Boy, how would that be?  I live in a machinery desert here and what little used equipment there is, is freakin' huge and worn out.

Mike.


----------



## nickmckinney (Aug 1, 2014)

zmotorsports said:


> Boy, how would that be?  I live in a machinery desert here and what little used equipment there is, is freakin' huge and worn out.
> 
> Mike.




Mike here is the classic local example, its a bit over the OP budget at $3K though :whistle:





I have a very nice, and well maintained Acra Mill milling machine.  Recently cleaned and inspected. Hi-lo settings, and lots of tooling  included. Serial no 502562, 2hp motor, Heidenhain digital readout, power feed on x axis, Pyh vice, Delivery and rigging available, Also can load to your truck with forklift for no extra charge.

http://tampa.craigslist.org/pnl/tls/4537209503.html


----------



## Bd180 (Aug 1, 2014)

Tmarks that's the info I was looking for, charter oak is the only place to buy the IH size mill thank you.


Zmotorsports I just moved from southern New Mexico, I know how you feel you should see all the machinery sitting outside at a af base near white sands that they won't sell local.


nick I will check out that machine in the next few days, there is a Cincinnati in largo also but haven't been able to id what type of tooling it uses.

thanks all


----------



## nickmckinney (Aug 1, 2014)

IMHO I would stay away from the Cincinnati unless you go there to test it yourself and tram it all out to see how much wear it has. Too many local machine suppliers want to paint a pile of junk. Not from the same place but my buddy recently bought a beautiful massive Gorton with a primo paint job and the spindle motor doesn't even work...................


----------



## Uglydog (Aug 2, 2014)

There are 12 proprietary Cincy Monoset Collets on the table. They are worth $25-$50 each used. $250 each to get hardinge reproductions.

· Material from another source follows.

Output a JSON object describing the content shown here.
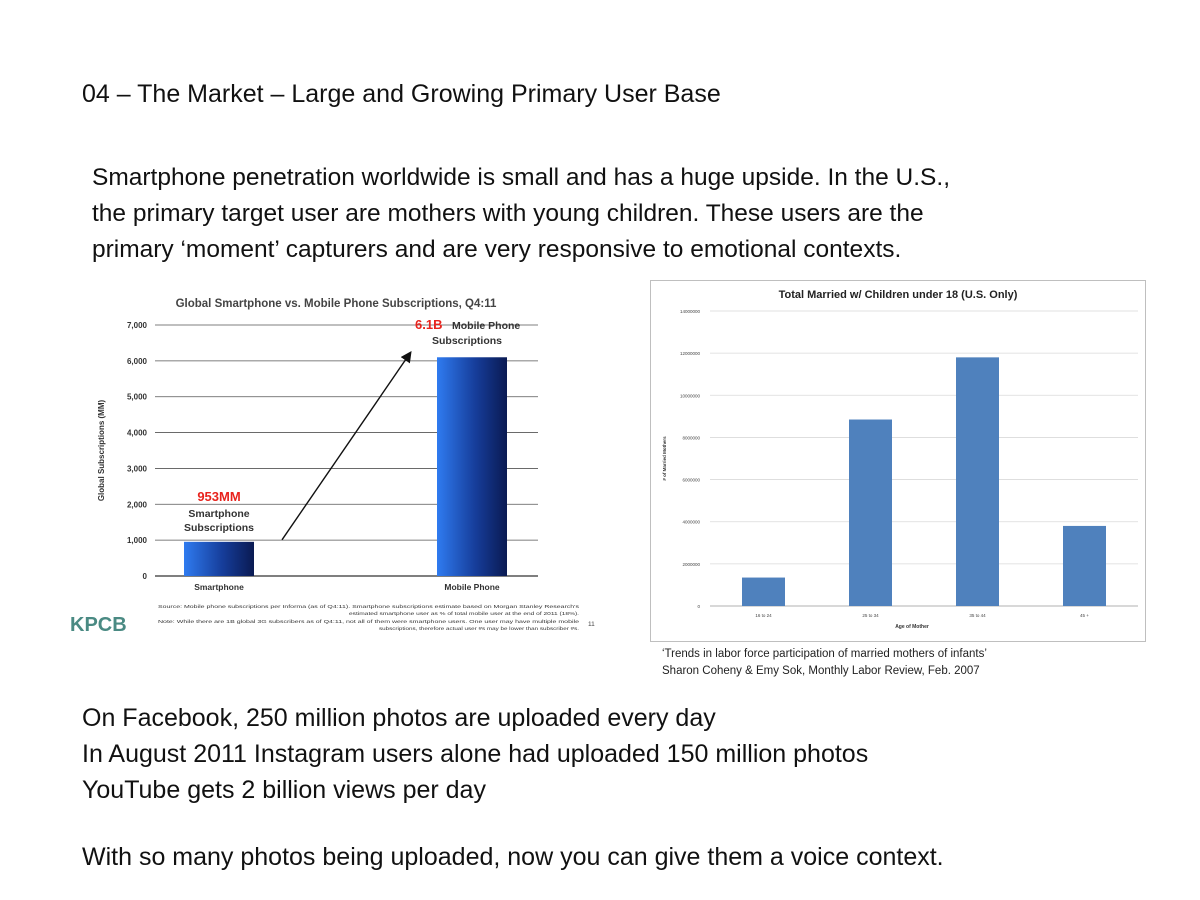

Did you see the DRO? That's if you want DRO. Note the power down feed problem.

Daryl
MN


----------



## tmarks11 (Aug 2, 2014)

nickmckinney said:


> ... bought a beautiful massive Gorton with a primo paint job and the spindle motor doesn't even work...................


Shiny paint job generally means run away, in my book.  Unless you are buying straight from a reputable machine rebuilder.

I like zooming in on the ebay adds for this type of equipment, and noting the poor masking job around the label plates, painted over bolts, etc. $5 for a can of rustolium is not "owner refurbished", regardless of what they claim.

Back to the OP/OT:

Bill-

what kind of knee mill do you have, and why do you want to make the job to a bench top?


----------



## tmarks11 (Aug 5, 2014)

OK, here is the killer deal.

Enco has their RF45 clone on sale for Aug for $2195 (no surprise) but with free shipping ($400 savings there).

They are running a 30% sale (no exclusions), coupon code: 84THR (this coupon says it expires on 8/4 at 11:00 pm, but like many enco sales works for an extra day after that).

Grand total:$1536.50.

That is like what the machines sold for in 2006.


----------